For the Palestinian people, this summit was even more significant because it brought with it additional international support. During that meeting, the United Nations came the closest ever to dealing with Palestine as a state. In fact, the General Assembly decided that the arrangements applying to member states should also be extended to Palestine, in its capacity as observer, along with the Holy See and Switzerland.

By random selection, President Arafat was given the chance to address the Special Commemorative Meeting of the General Assembly during the first session and was positioned to speak before the foreign ministers of member states scheduled during that same session. This was an important milestone in the continuous Palestinian struggle at the United Nations.

We are now in the midst of the 51st session, a little more than one year following that major event. While we still maintain the spirit of the 50th Anniversary, we nevertheless suffer the realities on the ground as we pursue the tasks before us at the United Nations this session. The stalemate of the peace process and the serious dangers emanating from Israeli policies and measures of the government of Mr. Netanyahu threaten to destroy that process. We are faced with the continuous deterioration of the situation of the Palestinian people, including their living conditions and their social and economic status. All of this must be reflected in the host of positions and resolutions to be adopted during the current session.

For the observer delegation of Palestine at the United Nations, there have always been certain principles guiding our work, which have remained valid and necessary after the start of the Middle East peace process and particularly after the signing of the Declaration of Principles in 1993.

The first principle is the permanent responsibility of the United Nations towards the question of Palestine. This legal, political and moral responsibility, which began with the General Assembly's partition of Palestine, does not end with the beginning of the peace process; it ends only with the achievement of a solution to the question of Palestine in all its aspects.

The second principle is the necessity for the international community to uphold the United Nations' Charter, international law and relevant Security Council resolutions. These remain valid in all circumstances and cannot be neutralized by the existence of the peace process or substituted by any transitional arrangements.

The third principle, which arose after the peace process, is that the international community should provide the necessary support for the process. This includes supervision of compliance by the parties with the agreements reached, affirmation of positions against violations and the provision of assistance to the Palestinian people in the building of their institutions and economy.
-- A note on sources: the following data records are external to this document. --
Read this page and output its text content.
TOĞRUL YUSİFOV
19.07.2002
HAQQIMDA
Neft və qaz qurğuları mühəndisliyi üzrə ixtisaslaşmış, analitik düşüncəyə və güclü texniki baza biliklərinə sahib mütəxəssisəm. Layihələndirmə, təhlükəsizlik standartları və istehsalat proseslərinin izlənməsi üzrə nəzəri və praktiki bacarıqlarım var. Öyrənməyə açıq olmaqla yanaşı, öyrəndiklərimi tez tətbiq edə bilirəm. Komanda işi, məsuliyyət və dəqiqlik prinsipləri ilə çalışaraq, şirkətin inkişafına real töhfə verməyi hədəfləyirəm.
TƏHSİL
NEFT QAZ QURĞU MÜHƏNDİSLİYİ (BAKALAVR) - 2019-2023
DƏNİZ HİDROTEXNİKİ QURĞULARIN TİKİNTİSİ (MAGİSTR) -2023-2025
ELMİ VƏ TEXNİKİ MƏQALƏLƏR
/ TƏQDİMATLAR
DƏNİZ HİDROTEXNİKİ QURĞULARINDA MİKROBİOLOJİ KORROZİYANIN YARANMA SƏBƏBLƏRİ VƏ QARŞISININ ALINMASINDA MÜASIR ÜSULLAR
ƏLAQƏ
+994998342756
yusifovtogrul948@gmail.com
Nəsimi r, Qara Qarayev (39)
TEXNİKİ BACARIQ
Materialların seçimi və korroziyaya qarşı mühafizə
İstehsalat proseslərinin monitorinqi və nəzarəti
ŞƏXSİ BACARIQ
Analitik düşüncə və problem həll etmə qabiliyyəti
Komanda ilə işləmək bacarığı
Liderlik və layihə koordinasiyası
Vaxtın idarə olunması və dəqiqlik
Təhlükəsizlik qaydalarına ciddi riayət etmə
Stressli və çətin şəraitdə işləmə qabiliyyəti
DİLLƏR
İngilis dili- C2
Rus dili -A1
These principles, coupled with the evaluation of the actual situation, will serve as the basis for the twenty resolutions we plan to introduce to the General Assembly this session under various agenda items. These resolutions will naturally include clear and unwavering positions on all final status issues, such as Jerusalem, refugees and settlements, as well as positions on Israeli practices and measures. Most importantly, they will include reaffirmations of the inalienable rights of the Palestinian people. In this regard, clearly the United Nations should remain the guardian of Palestinian rights until they are fully realized.